The Jerusalem Question
A brief history of the role of Jerusalem in the peace process.
Barak and Arafat
Following the tenure of Netanyahu, the Labor party returned to power, determined to make up for the time and trust that had been lost. In July of 2000, Labor Prime Minister Ehud Barak met with Yasser Arafat and American President Bill Clinton to discuss final status issues. The future of Jerusalem figured prominently in their discussions, and, as the days wore on, became an impassable source of disagreement.
On day seven, the American delegation proposed a plan that ran along similar lines to the Beilin-Abu Mazen agreement but offered specific ideas regarding the Old City. According to this proposal, the Old City would be under Israeli sovereignty but administration of the Jewish and Armenian quarters would fall to Israel while administration of the Muslim and Christian quarters would fall to the Palestinians, and that the Haram al-Sharif would be under Israeli sovereignty but with Muslim (eventually Palestinian) control, with a Palestinian flag flying over it but equal prayer rights for Jews. Prime Minister Barak indicated that he would be ready to enter into such an agreement, but Yasser Arafat refused.
President Clinton, undeterred, came forth with an even more far-reaching proposal, offering functional Palestinian jurisdiction in some of Jerusalem's internal neighborhoods and full sovereignty in neighborhoods on the periphery. Still Arafat was unsatisfied. "The Egyptians got back every last inch of Sinai," he is said to have asked, "why should I give up Jerusalem?"
Of course, Jerusalem was not the only issue on the table. The division of the West Bank and the access to important water supplies contributed to Arafat's decision. Arafat was often blamed for the failure of these negotiations--even by Clinton himself--but Beilin was among those who rejected this view. "The mistake was to put all the blame on Arafat, not only because he did not deserve it," Beilin said. "Maybe he deserved part and maybe it is true that the Palestinians did not initiate ideas, but itwas a tactical mistake to put all the blame on one side."

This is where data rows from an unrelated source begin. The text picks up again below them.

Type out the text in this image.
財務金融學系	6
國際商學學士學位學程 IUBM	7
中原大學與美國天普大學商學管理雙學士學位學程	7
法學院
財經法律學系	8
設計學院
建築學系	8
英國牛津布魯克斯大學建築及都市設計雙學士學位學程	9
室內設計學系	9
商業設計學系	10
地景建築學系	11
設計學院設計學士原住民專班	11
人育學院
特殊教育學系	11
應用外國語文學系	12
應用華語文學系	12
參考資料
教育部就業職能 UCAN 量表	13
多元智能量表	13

Six months later Clinton, weeks from the end of his term, the al-Aqsa Intifida already begun, brought together an Israeli delegation and a Palestinian delegation and tried once more for a peaceful resolution. According to this plan, Palestinians would be given sovereignty over Palestinian areas and Israelis would retain sovereignty over the Israeli areas. This would apply to the Old City as well, with the Palestinians controlling the Haram al-Sharif and the Israelis controlling the Western Wall and its associated sacred areas. Barak agreed to the proposal, with the exception of those parts of it pertaining to the Temple Mount. Arafat, however, once again said no. By this point it made no difference--both Israeli and Palestinian public support for the process had been lost.

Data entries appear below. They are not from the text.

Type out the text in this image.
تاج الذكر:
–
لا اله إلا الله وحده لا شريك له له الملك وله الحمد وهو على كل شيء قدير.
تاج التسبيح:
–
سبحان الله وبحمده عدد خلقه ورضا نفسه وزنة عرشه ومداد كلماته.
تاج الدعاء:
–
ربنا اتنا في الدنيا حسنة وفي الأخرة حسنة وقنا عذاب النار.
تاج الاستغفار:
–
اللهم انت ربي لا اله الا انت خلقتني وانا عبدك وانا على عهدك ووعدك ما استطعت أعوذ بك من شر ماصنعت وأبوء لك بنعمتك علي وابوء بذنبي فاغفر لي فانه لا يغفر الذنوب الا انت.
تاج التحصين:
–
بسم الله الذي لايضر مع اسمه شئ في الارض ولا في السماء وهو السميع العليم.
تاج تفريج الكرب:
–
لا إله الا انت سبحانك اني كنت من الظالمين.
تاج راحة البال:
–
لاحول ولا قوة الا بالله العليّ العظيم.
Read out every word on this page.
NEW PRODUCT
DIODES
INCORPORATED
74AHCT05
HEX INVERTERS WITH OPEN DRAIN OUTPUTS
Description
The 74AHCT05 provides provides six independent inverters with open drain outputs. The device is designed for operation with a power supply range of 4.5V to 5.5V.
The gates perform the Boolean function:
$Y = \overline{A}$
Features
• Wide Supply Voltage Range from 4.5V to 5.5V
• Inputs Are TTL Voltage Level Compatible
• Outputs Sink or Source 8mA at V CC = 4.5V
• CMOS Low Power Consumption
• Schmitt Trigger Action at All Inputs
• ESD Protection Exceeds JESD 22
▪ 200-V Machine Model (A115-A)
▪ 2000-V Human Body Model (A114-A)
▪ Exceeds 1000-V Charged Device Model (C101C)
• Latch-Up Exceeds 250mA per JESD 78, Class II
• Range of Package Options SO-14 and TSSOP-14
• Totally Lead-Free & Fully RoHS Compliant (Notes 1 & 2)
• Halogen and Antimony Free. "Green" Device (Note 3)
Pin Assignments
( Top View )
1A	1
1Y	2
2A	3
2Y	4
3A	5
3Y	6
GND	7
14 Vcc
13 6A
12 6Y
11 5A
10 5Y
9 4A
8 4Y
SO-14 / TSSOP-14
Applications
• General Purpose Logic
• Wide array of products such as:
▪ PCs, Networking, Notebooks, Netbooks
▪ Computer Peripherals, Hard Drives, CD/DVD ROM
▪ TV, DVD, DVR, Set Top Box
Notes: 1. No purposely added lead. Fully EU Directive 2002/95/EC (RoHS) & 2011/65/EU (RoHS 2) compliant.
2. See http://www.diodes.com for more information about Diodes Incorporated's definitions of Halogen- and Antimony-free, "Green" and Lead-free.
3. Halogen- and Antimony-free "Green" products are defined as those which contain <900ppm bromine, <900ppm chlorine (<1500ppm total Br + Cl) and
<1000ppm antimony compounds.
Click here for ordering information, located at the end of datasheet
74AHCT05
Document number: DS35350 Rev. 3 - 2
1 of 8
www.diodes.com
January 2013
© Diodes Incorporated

The years of the Second Intifada conflict were bloody and disheartening. But the death of Yasser Arafat and the emergence of Kadima seemed to create new hopes for peace. Then, with Netanyahu’s appointment to Prime Minisiter in 2009, the status of Jerusalem again seemed to be off the bargaining table. Prime Minister Netanyahu has stated that Israeli sovereignty over an undivided Jerusalem is not up for debate. Still, should the negotiations about Jerusalem’s status resume, there are several possibilities for Jerusalem's future: divided sovereignty over the entire city, favored by the Palestinians; Israeli sovereignty with concessions in the West Bank, proposed during Netanyahu's first tenure; the Borough System, first proposed by former mayor of Jerusalem Teddy Kollek almost thirty years ago, which gives greater administrative powers to administrative councils, granting the Palestinians substantial autonomy while ensuring continued Israeli sovereignty and; limited Palestinian sovereignty, along the lines of the Beilin-Abu Mazen plan.